Above: Longlands Hall just before demolition in the early 1970s.
In its prime the 12-roomed house was the home of the Haigh family, the largest land owners and the richest family in Ossett. The House stood in grounds extending to 16 acres, with a further 5 acres nearby. Its location, with convenient east to west and north to south routes, was perfect for its owners’ business as wool staplers and land owners.
Tommy Brook’s Farm, on land adjacent to and owned by the Haigh family, can be seen on the right of the sketch so well recalled by Douglas Brammer who recalls delivering papers to the house in the 1940s.

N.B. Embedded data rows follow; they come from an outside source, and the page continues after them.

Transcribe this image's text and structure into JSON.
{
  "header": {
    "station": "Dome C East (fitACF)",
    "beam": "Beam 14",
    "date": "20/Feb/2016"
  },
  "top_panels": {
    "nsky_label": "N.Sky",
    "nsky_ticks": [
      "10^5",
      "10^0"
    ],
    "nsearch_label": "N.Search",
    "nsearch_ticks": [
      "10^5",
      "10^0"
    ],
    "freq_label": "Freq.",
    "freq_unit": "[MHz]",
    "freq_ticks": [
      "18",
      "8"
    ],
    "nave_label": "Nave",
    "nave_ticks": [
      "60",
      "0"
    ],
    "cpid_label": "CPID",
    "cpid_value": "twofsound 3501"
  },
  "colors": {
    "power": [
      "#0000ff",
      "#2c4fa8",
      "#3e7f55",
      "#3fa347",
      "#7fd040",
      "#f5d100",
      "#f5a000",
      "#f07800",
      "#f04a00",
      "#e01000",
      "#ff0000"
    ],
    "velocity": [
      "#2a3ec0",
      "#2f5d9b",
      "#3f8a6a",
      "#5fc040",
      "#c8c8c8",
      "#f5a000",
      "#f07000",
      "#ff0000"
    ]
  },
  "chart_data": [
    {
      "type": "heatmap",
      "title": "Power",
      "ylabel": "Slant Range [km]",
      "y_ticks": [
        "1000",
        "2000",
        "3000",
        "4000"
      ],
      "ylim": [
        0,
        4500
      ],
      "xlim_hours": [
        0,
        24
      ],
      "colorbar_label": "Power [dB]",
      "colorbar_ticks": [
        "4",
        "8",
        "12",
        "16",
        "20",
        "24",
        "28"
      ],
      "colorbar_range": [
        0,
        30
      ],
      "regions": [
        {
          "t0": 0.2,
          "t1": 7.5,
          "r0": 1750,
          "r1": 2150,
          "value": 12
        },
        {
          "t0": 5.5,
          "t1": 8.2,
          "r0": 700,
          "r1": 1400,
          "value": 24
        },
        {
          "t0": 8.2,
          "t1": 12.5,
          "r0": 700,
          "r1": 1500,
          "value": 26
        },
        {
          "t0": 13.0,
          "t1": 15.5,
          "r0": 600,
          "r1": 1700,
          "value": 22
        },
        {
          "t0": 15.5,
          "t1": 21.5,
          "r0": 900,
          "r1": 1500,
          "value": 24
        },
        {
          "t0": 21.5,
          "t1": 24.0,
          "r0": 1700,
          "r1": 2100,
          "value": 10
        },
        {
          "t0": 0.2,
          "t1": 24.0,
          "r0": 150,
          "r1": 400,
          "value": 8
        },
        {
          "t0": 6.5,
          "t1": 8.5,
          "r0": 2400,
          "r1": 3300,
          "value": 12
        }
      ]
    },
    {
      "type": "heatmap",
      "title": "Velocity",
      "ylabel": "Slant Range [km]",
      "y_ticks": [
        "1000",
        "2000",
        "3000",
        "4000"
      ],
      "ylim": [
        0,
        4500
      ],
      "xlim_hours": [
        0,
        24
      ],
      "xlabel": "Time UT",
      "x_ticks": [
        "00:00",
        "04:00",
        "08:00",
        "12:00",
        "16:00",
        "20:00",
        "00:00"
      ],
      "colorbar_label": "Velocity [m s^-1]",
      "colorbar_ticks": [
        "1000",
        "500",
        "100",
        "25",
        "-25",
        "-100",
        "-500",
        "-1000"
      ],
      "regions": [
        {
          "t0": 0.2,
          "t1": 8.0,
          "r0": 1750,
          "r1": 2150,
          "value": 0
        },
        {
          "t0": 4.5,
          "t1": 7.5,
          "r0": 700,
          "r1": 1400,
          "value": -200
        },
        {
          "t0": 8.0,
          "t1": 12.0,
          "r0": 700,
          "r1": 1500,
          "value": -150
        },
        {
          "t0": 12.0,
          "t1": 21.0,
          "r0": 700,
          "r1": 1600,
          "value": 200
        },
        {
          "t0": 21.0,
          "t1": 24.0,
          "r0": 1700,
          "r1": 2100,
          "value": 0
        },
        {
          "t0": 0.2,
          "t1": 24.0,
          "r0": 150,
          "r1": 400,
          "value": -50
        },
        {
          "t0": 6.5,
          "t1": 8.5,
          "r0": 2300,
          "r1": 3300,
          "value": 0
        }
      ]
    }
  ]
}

Once upon a time Flushdyke was home to many working class families going about their business, earning a living and bringing up their children in a small community of mainly back to back houses where everyone knew everyone. There was however one significant exception to this rule. A family called Haigh and a house called Longlands known, it seems, to hardly anyone. With 12 rooms and its own “plantation” Longlands House was the largest in Ossett, owned and occupied for 100 years or so by Ossett’s richest family, the Haighs of Longlands Hall .The last of the Longlands’ Haighs died in the late 1850s but Longlands survived for another 110 years or so until it was demolished in the 1970s.